ABSTRACT

Born and brought up in Westphalia, Wollschläger studied music there from 1955 to 1957 and settled in Bamberg in the following year as a professional writer. He translated the works of Edgar Allan Poe with his mentor Arno Schmidt, then the Anna Livia Plurabelle chapter of James Joyce’s Finnegans Wake (1970) and the whole of Ulysses (1975), an achievement for which he has received unstinted praise. He shares with Schmidt religious agnosticism, reflected in his non-fictional works Die bewaffneten Wallfahrten gen Jerusalem. Geschichte der Kreuzzüge (1973) and Die Gegenwart einer Illusion. Reden gegen ein Monstrum (1972, extended 1978), and an interest in the late nineteenth-century author of exotic adventure stories Karl May, whose biography he has written (Karl May. Grundriβ eines gebrochenen Lebens (1965, extended 1976)). Wollschläger’s chief work to date is the novel Herzgewächse oder Der Fall Adams.
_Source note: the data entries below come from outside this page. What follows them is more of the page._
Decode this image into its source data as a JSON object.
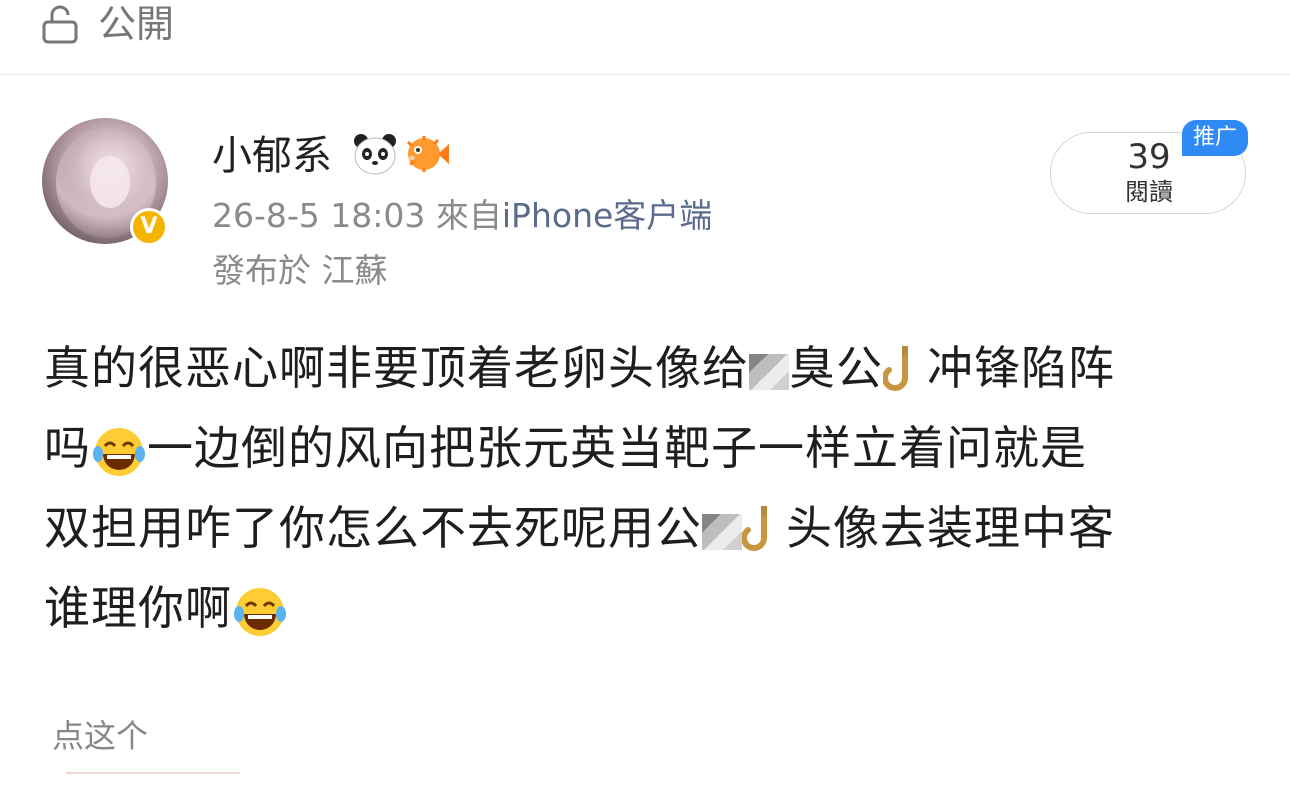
{
  "header": {
    "visibility_icon": "lock-icon",
    "visibility_label": "公開"
  },
  "post": {
    "author": {
      "name": "小郁系",
      "badge_icons": [
        "panda-emoji-icon",
        "pufferfish-emoji-icon"
      ],
      "verified_icon": "verified-badge-icon",
      "verified_mark": "V"
    },
    "timestamp": "26-8-5 18:03",
    "source_prefix": "來自",
    "source_client": "iPhone客户端",
    "location_prefix": "發布於",
    "location": "江蘇",
    "read_count": "39",
    "read_label": "閱讀",
    "promo_badge": "推广",
    "content": {
      "line1_a": "真的很恶心啊非要顶着老卵头像给",
      "line1_b": "冲锋陷阵",
      "line2_a": "吗",
      "line2_b": "一边倒的风向把张元英当靶子一样立着问就是",
      "line3_a": "双担用咋了你怎么不去死呢用",
      "line3_b": "头像去装理中客",
      "line4_a": "谁理你啊",
      "censored_chars": [
        "臭",
        "公",
        "公"
      ]
    }
  },
  "footer": {
    "link_label": "点这个"
  }
}
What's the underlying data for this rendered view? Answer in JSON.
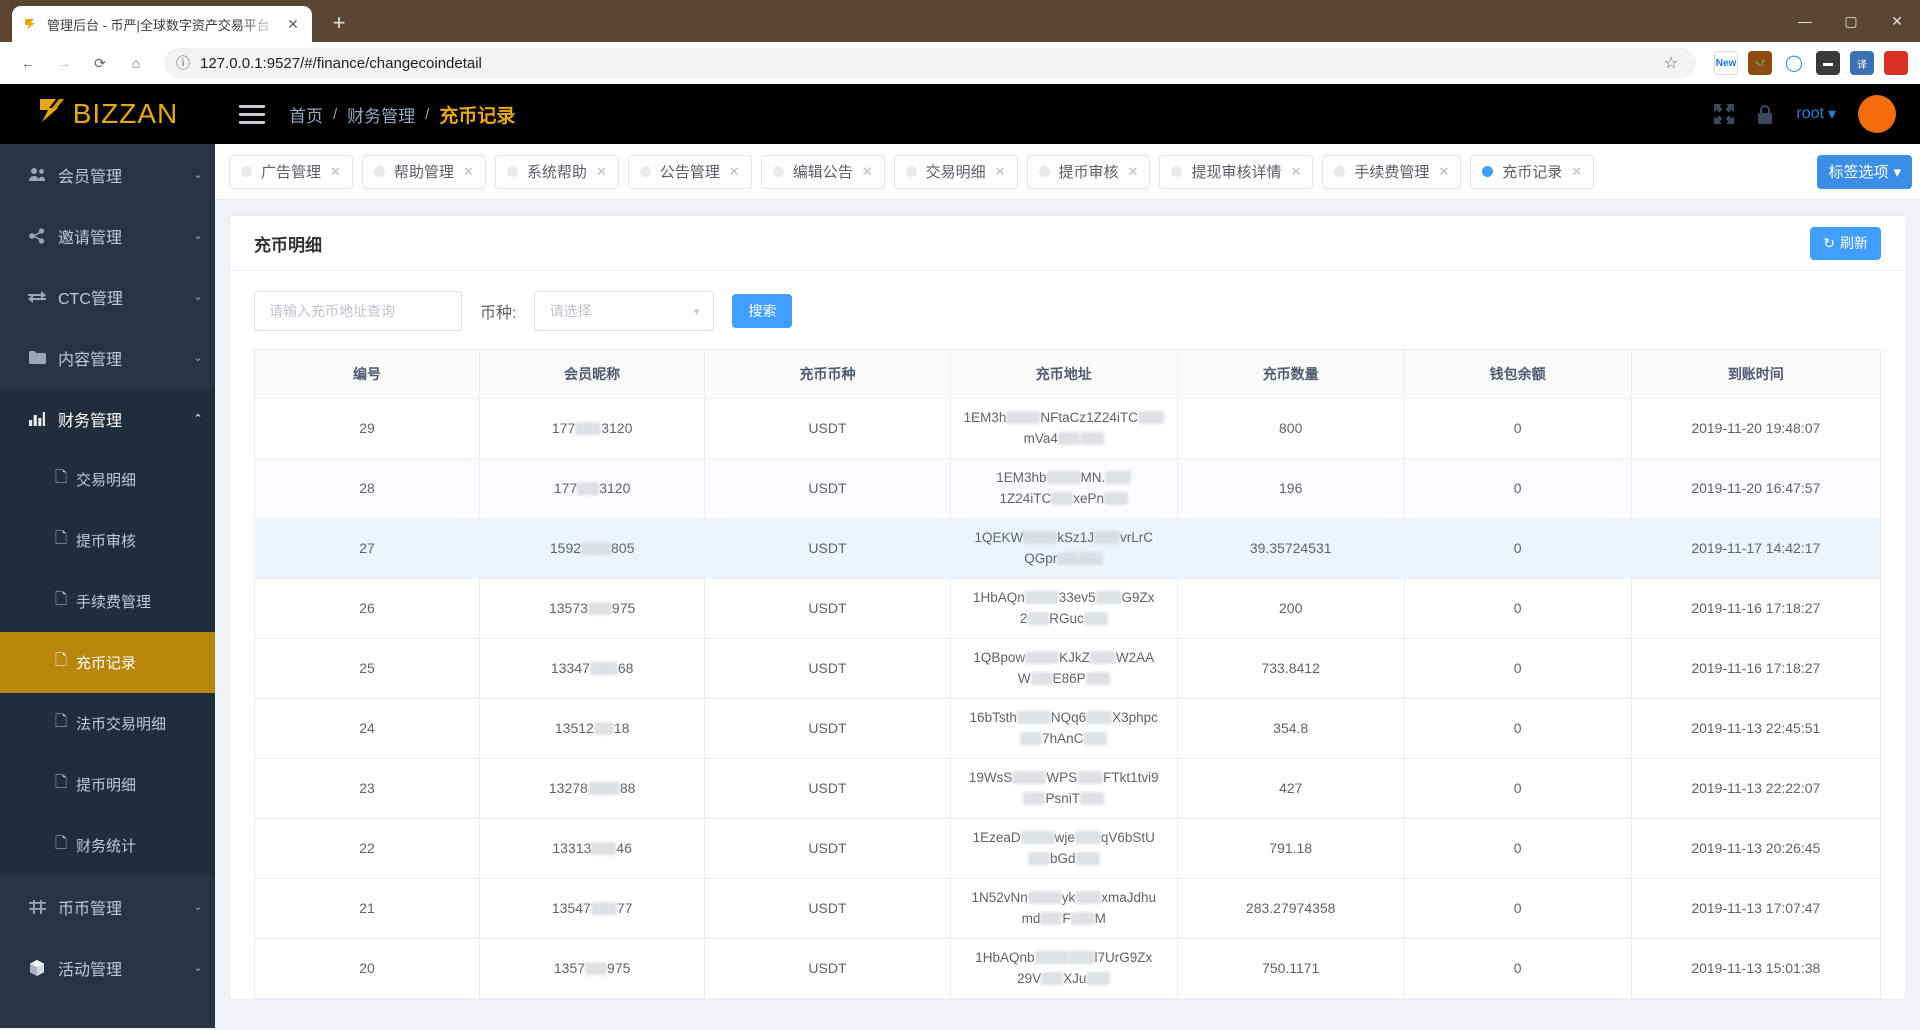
{
  "browser": {
    "tab_title": "管理后台 - 币严|全球数字资产交易平台",
    "tab_close": "✕",
    "new_tab": "+",
    "back_icon": "←",
    "forward_icon": "→",
    "reload_icon": "⟳",
    "home_icon": "⌂",
    "info_icon": "ⓘ",
    "url": "127.0.0.1:9527/#/finance/changecoindetail",
    "star_icon": "☆",
    "minimize": "—",
    "maximize": "▢",
    "close": "✕",
    "extensions": [
      {
        "name": "new-badge-extension",
        "label": "New",
        "color": "#4a90d9"
      },
      {
        "name": "butterfly-extension",
        "label": "🦋",
        "color": "#8e4b10"
      },
      {
        "name": "circle-extension",
        "label": "◯",
        "color": "#1e90ff"
      },
      {
        "name": "pocket-extension",
        "label": "▬",
        "color": "#3a3a3a"
      },
      {
        "name": "translate-extension",
        "label": "译",
        "color": "#3d6fb5"
      },
      {
        "name": "profile-avatar",
        "label": "●",
        "color": "#d93025"
      }
    ]
  },
  "sidebar": {
    "logo_mark": "⚡",
    "logo_text": "BIZZAN",
    "items": [
      {
        "label": "会员管理",
        "icon": "users-icon",
        "arrow": "⌄",
        "expanded": false
      },
      {
        "label": "邀请管理",
        "icon": "share-icon",
        "arrow": "⌄",
        "expanded": false
      },
      {
        "label": "CTC管理",
        "icon": "exchange-icon",
        "arrow": "⌄",
        "expanded": false
      },
      {
        "label": "内容管理",
        "icon": "folder-icon",
        "arrow": "⌄",
        "expanded": false
      },
      {
        "label": "财务管理",
        "icon": "chart-icon",
        "arrow": "⌃",
        "expanded": true
      },
      {
        "label": "币币管理",
        "icon": "coin-icon",
        "arrow": "⌄",
        "expanded": false
      },
      {
        "label": "活动管理",
        "icon": "box-icon",
        "arrow": "⌄",
        "expanded": false
      }
    ],
    "finance_children": [
      {
        "label": "交易明细",
        "active": false
      },
      {
        "label": "提币审核",
        "active": false
      },
      {
        "label": "手续费管理",
        "active": false
      },
      {
        "label": "充币记录",
        "active": true
      },
      {
        "label": "法币交易明细",
        "active": false
      },
      {
        "label": "提币明细",
        "active": false
      },
      {
        "label": "财务统计",
        "active": false
      }
    ],
    "doc_icon": "🗋"
  },
  "topbar": {
    "menu_icon": "hamburger-icon",
    "breadcrumb": [
      "首页",
      "财务管理",
      "充币记录"
    ],
    "separator": "/",
    "fullscreen_icon": "fullscreen-icon",
    "lock_icon": "lock-icon",
    "username": "root",
    "caret": "▾"
  },
  "tags": [
    {
      "label": "广告管理",
      "active": false,
      "close": "✕"
    },
    {
      "label": "帮助管理",
      "active": false,
      "close": "✕"
    },
    {
      "label": "系统帮助",
      "active": false,
      "close": "✕"
    },
    {
      "label": "公告管理",
      "active": false,
      "close": "✕"
    },
    {
      "label": "编辑公告",
      "active": false,
      "close": "✕"
    },
    {
      "label": "交易明细",
      "active": false,
      "close": "✕"
    },
    {
      "label": "提币审核",
      "active": false,
      "close": "✕"
    },
    {
      "label": "提现审核详情",
      "active": false,
      "close": "✕"
    },
    {
      "label": "手续费管理",
      "active": false,
      "close": "✕"
    },
    {
      "label": "充币记录",
      "active": true,
      "close": "✕"
    }
  ],
  "tag_options": {
    "label": "标签选项",
    "caret": "▾"
  },
  "card": {
    "title": "充币明细",
    "refresh_label": "刷新",
    "refresh_icon": "↻"
  },
  "filters": {
    "address_placeholder": "请输入充币地址查询",
    "address_value": "",
    "coin_label": "币种:",
    "coin_placeholder": "请选择",
    "coin_value": "",
    "coin_caret": "▾",
    "search_label": "搜索"
  },
  "table": {
    "columns": [
      "编号",
      "会员昵称",
      "充币币种",
      "充币地址",
      "充币数量",
      "钱包余额",
      "到账时间"
    ],
    "rows": [
      {
        "id": "29",
        "nick_a": "177",
        "nick_b": "3120",
        "coin": "USDT",
        "addr_1a": "1EM3h",
        "addr_1b": "NFtaCz1Z24iTC",
        "addr_2a": "",
        "addr_2b": "mVa4",
        "amount": "800",
        "balance": "0",
        "time": "2019-11-20 19:48:07",
        "row_style": ""
      },
      {
        "id": "28",
        "nick_a": "177",
        "nick_b": "3120",
        "coin": "USDT",
        "addr_1a": "1EM3hb",
        "addr_1b": "MN.",
        "addr_2a": "",
        "addr_2b": "1Z24iTC",
        "addr_3": "xePn",
        "amount": "196",
        "balance": "0",
        "time": "2019-11-20 16:47:57",
        "row_style": "stripe"
      },
      {
        "id": "27",
        "nick_a": "1592",
        "nick_b": "805",
        "coin": "USDT",
        "addr_1a": "1QEKW",
        "addr_1b": "kSz1J",
        "addr_2a": "vrLrC",
        "addr_2b": "QGpr",
        "amount": "39.35724531",
        "balance": "0",
        "time": "2019-11-17 14:42:17",
        "row_style": "hl"
      },
      {
        "id": "26",
        "nick_a": "13573",
        "nick_b": "975",
        "coin": "USDT",
        "addr_1a": "1HbAQn",
        "addr_1b": "33ev5",
        "addr_2a": "G9Zx",
        "addr_2b": "2",
        "addr_3": "RGuc",
        "amount": "200",
        "balance": "0",
        "time": "2019-11-16 17:18:27",
        "row_style": ""
      },
      {
        "id": "25",
        "nick_a": "13347",
        "nick_b": "68",
        "coin": "USDT",
        "addr_1a": "1QBpow",
        "addr_1b": "KJkZ",
        "addr_2a": "W2AA",
        "addr_2b": "W",
        "addr_3": "E86P",
        "amount": "733.8412",
        "balance": "0",
        "time": "2019-11-16 17:18:27",
        "row_style": ""
      },
      {
        "id": "24",
        "nick_a": "13512",
        "nick_b": "18",
        "coin": "USDT",
        "addr_1a": "16bTsth",
        "addr_1b": "NQq6",
        "addr_2a": "X3phpc",
        "addr_2b": "",
        "addr_3": "7hAnC",
        "amount": "354.8",
        "balance": "0",
        "time": "2019-11-13 22:45:51",
        "row_style": ""
      },
      {
        "id": "23",
        "nick_a": "13278",
        "nick_b": "88",
        "coin": "USDT",
        "addr_1a": "19WsS",
        "addr_1b": "WPS",
        "addr_2a": "FTkt1tvi9",
        "addr_2b": "",
        "addr_3": "PsniT",
        "amount": "427",
        "balance": "0",
        "time": "2019-11-13 22:22:07",
        "row_style": ""
      },
      {
        "id": "22",
        "nick_a": "13313",
        "nick_b": "46",
        "coin": "USDT",
        "addr_1a": "1EzeaD",
        "addr_1b": "wje",
        "addr_2a": "qV6bStU",
        "addr_2b": "",
        "addr_3": "bGd",
        "amount": "791.18",
        "balance": "0",
        "time": "2019-11-13 20:26:45",
        "row_style": ""
      },
      {
        "id": "21",
        "nick_a": "13547",
        "nick_b": "77",
        "coin": "USDT",
        "addr_1a": "1N52vNn",
        "addr_1b": "yk",
        "addr_2a": "xmaJdhu",
        "addr_2b": "md",
        "addr_3": "F",
        "addr_4": "M",
        "amount": "283.27974358",
        "balance": "0",
        "time": "2019-11-13 17:07:47",
        "row_style": ""
      },
      {
        "id": "20",
        "nick_a": "1357",
        "nick_b": "975",
        "coin": "USDT",
        "addr_1a": "1HbAQnb",
        "addr_1b": "",
        "addr_2a": "l7UrG9Zx",
        "addr_2b": "29V",
        "addr_3": "XJu",
        "amount": "750.1171",
        "balance": "0",
        "time": "2019-11-13 15:01:38",
        "row_style": ""
      }
    ]
  },
  "colors": {
    "brand_gold": "#e6a817",
    "active_gold": "#b8860b",
    "primary_blue": "#409eff",
    "sidebar_bg": "#263445",
    "submenu_bg": "#1f2d3d",
    "avatar_orange": "#f26c0d"
  }
}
Fragmentarische Biographik in unzufälligen Makulaturblättern, written from 1959 to 1962 but not published until 1982. The central figure Adams, born of Jewish parents in Aden in 1900, resident in Bamberg from 1905 to 1935, emigrates to London and becomes a war correspondent who takes part in a bombing raid over Cologne in 1942, then returns to Germany in 1950 to compose ‘Herzgewächse’, which combines the history of the human race with autobiography. In a state of growing paranoia he conjures up the mephistophelean figure of a Nazi war criminal who has become a weapons dealer and international gangster, with whom he develops a symbiotic relationship. The style of this magnum opus is marked by a multiplicity of time levels, historical, literary, mythological and philosophical allusions and verbal play which form an intricate network of dazzling complexity comparable to works of similar modernist virtuosity by Joyce, Thomas Mann and Arno Schmidt.